But Leahy and other lawmakers questioned how thoroughly Congress was informed of the project. They've said it's been described only in broad terms and they were given no indications of the program's risks, its political nature or the extensive efforts to conceal Washington's involvement.
Shah said that Congress has been notified about this program every year since 2008 in documents outlining USAID's budget. "The fact that we are discussing it in this forum, and that it is an unclassified program, illustrates that this is not a covert effort," he said.
He said "parts of it were done discreetly" to protect the people involved.
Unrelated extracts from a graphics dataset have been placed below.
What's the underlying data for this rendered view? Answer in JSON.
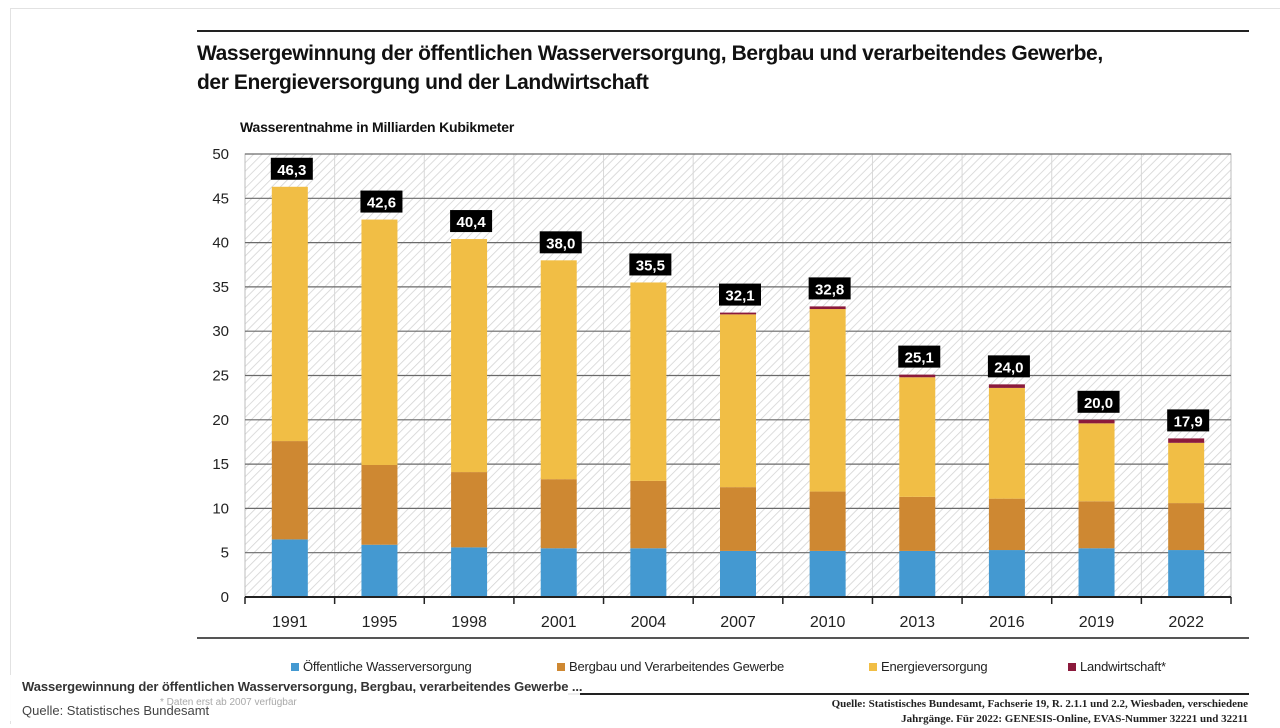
{
  "title_line1": "Wassergewinnung der öffentlichen Wasserversorgung, Bergbau und verarbeitendes Gewerbe,",
  "title_line2": "der Energieversorgung und der Landwirtschaft",
  "legend": [
    {
      "label": "Öffentliche Wasserversorgung",
      "color": "#4499D1"
    },
    {
      "label": "Bergbau und Verarbeitendes Gewerbe",
      "color": "#CE8832"
    },
    {
      "label": "Energieversorgung",
      "color": "#F1BE45"
    },
    {
      "label": "Landwirtschaft*",
      "color": "#8B1A3C"
    }
  ],
  "footnote": "* Daten erst ab 2007 verfügbar",
  "source_line1": "Quelle: Statistisches Bundesamt, Fachserie 19, R. 2.1.1 und 2.2, Wiesbaden, verschiedene",
  "source_line2": "Jahrgänge. Für 2022: GENESIS-Online, EVAS-Nummer 32221 und 32211",
  "caption": {
    "title": "Wassergewinnung der öffentlichen Wasserversorgung, Bergbau, verarbeitendes Gewerbe ...",
    "source": "Quelle: Statistisches Bundesamt"
  },
  "chart_data": {
    "type": "bar",
    "stacked": true,
    "title": "Wassergewinnung der öffentlichen Wasserversorgung, Bergbau und verarbeitendes Gewerbe, der Energieversorgung und der Landwirtschaft",
    "xlabel": "",
    "ylabel": "Wasserentnahme in Milliarden Kubikmeter",
    "ylim": [
      0,
      50
    ],
    "yticks": [
      0,
      5,
      10,
      15,
      20,
      25,
      30,
      35,
      40,
      45,
      50
    ],
    "grid": true,
    "legend_position": "bottom",
    "categories": [
      "1991",
      "1995",
      "1998",
      "2001",
      "2004",
      "2007",
      "2010",
      "2013",
      "2016",
      "2019",
      "2022"
    ],
    "series": [
      {
        "name": "Öffentliche Wasserversorgung",
        "color": "#4499D1",
        "values": [
          6.5,
          5.9,
          5.6,
          5.5,
          5.5,
          5.2,
          5.2,
          5.2,
          5.3,
          5.5,
          5.3
        ]
      },
      {
        "name": "Bergbau und Verarbeitendes Gewerbe",
        "color": "#CE8832",
        "values": [
          11.1,
          9.0,
          8.5,
          7.8,
          7.6,
          7.2,
          6.7,
          6.1,
          5.8,
          5.3,
          5.3
        ]
      },
      {
        "name": "Energieversorgung",
        "color": "#F1BE45",
        "values": [
          28.7,
          27.7,
          26.3,
          24.7,
          22.4,
          19.5,
          20.6,
          13.5,
          12.5,
          8.8,
          6.8
        ]
      },
      {
        "name": "Landwirtschaft*",
        "color": "#8B1A3C",
        "values": [
          0,
          0,
          0,
          0,
          0,
          0.2,
          0.3,
          0.3,
          0.4,
          0.4,
          0.5
        ]
      }
    ],
    "totals": [
      46.3,
      42.6,
      40.4,
      38.0,
      35.5,
      32.1,
      32.8,
      25.1,
      24.0,
      20.0,
      17.9
    ],
    "total_labels": [
      "46,3",
      "42,6",
      "40,4",
      "38,0",
      "35,5",
      "32,1",
      "32,8",
      "25,1",
      "24,0",
      "20,0",
      "17,9"
    ]
  }
}
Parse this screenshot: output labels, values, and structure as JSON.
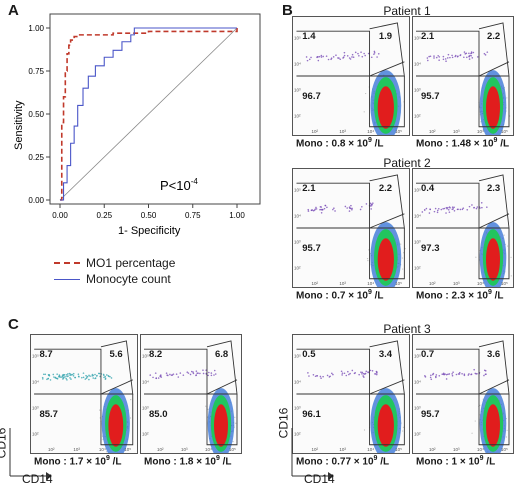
{
  "panels": {
    "A": {
      "letter": "A"
    },
    "B": {
      "letter": "B"
    },
    "C": {
      "letter": "C"
    }
  },
  "roc": {
    "ylabel": "Sensitivity",
    "xlabel": "1- Specificity",
    "pvalue_text": "P<10",
    "pvalue_exp": "-4",
    "xticks": [
      "0.00",
      "0.25",
      "0.50",
      "0.75",
      "1.00"
    ],
    "yticks": [
      "0.00",
      "0.25",
      "0.50",
      "0.75",
      "1.00"
    ],
    "legend": [
      {
        "label": "MO1 percentage",
        "color": "#c0392b",
        "style": "dashed"
      },
      {
        "label": "Monocyte count",
        "color": "#4a56c8",
        "style": "solid"
      }
    ]
  },
  "chart_data": {
    "type": "line",
    "xlabel": "1- Specificity",
    "ylabel": "Sensitivity",
    "xlim": [
      0,
      1
    ],
    "ylim": [
      0,
      1
    ],
    "series": [
      {
        "name": "MO1 percentage",
        "x": [
          0,
          0.01,
          0.02,
          0.03,
          0.04,
          0.05,
          0.06,
          0.08,
          0.1,
          0.15,
          0.2,
          0.3,
          0.4,
          0.5,
          1.0
        ],
        "y": [
          0,
          0.45,
          0.6,
          0.75,
          0.85,
          0.9,
          0.93,
          0.95,
          0.96,
          0.96,
          0.96,
          0.97,
          0.97,
          0.98,
          1.0
        ]
      },
      {
        "name": "Monocyte count",
        "x": [
          0,
          0.02,
          0.04,
          0.06,
          0.08,
          0.1,
          0.13,
          0.16,
          0.2,
          0.25,
          0.3,
          0.35,
          0.4,
          0.42,
          0.5,
          1.0
        ],
        "y": [
          0,
          0.1,
          0.2,
          0.33,
          0.43,
          0.55,
          0.65,
          0.72,
          0.78,
          0.83,
          0.87,
          0.92,
          0.96,
          1.0,
          1.0,
          1.0
        ]
      }
    ]
  },
  "panel_b": {
    "patients": [
      "Patient 1",
      "Patient 2",
      "Patient 3"
    ],
    "plots": [
      {
        "q_ul": "1.4",
        "q_ur": "1.9",
        "q_ll": "96.7",
        "mono": "Mono : 0.8 × 10",
        "exp": "9",
        "unit": " /L"
      },
      {
        "q_ul": "2.1",
        "q_ur": "2.2",
        "q_ll": "95.7",
        "mono": "Mono : 1.48 × 10",
        "exp": "9",
        "unit": " /L"
      },
      {
        "q_ul": "2.1",
        "q_ur": "2.2",
        "q_ll": "95.7",
        "mono": "Mono : 0.7 × 10",
        "exp": "9",
        "unit": " /L"
      },
      {
        "q_ul": "0.4",
        "q_ur": "2.3",
        "q_ll": "97.3",
        "mono": "Mono : 2.3 × 10",
        "exp": "9",
        "unit": " /L"
      },
      {
        "q_ul": "0.5",
        "q_ur": "3.4",
        "q_ll": "96.1",
        "mono": "Mono : 0.77 × 10",
        "exp": "9",
        "unit": " /L"
      },
      {
        "q_ul": "0.7",
        "q_ur": "3.6",
        "q_ll": "95.7",
        "mono": "Mono : 1 × 10",
        "exp": "9",
        "unit": " /L"
      }
    ]
  },
  "panel_c": {
    "plots": [
      {
        "q_ul": "8.7",
        "q_ur": "5.6",
        "q_ll": "85.7",
        "mono": "Mono : 1.7 × 10",
        "exp": "9",
        "unit": " /L"
      },
      {
        "q_ul": "8.2",
        "q_ur": "6.8",
        "q_ll": "85.0",
        "mono": "Mono : 1.8 × 10",
        "exp": "9",
        "unit": " /L"
      }
    ]
  },
  "axes": {
    "y": "CD16",
    "x": "CD14"
  }
}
He cited a study by the Government Accountability Office into democracy promotion programs run by USAID and the State Department — including the Cuban Twitter project — that found the programs to be consistent with the law.
But the author of the GAO study, David Gootnick, told the AP this week that investigators did not examine the question of whether the programs were covert. Gootnick said the GAO's report was focused on examining the extent that USAID knew what its contractors were doing. It found that the agency was adequately monitoring the work, but "we did not ask, nor did we report, on the wisdom of conducting such activities."
Shah maintained his agency's position Tuesday that the AP's report had a number of critical inaccuracies. He said the agency operates transparently and noted that he was discussing the Cuba program in Tuesday's open congressional hearing.
Shah said USAID did not set up a Spanish company to help run ZunZuneo. But strategy documents and expense reports obtained by the AP show the project not only planned to establish the Spanish company but also listed an end-of-month expense of $12,500 for the incorporation costs. USAID has not disputed that contractors set up a shell company in the Cayman islands called MovilChat that was used to hide the program's money trail.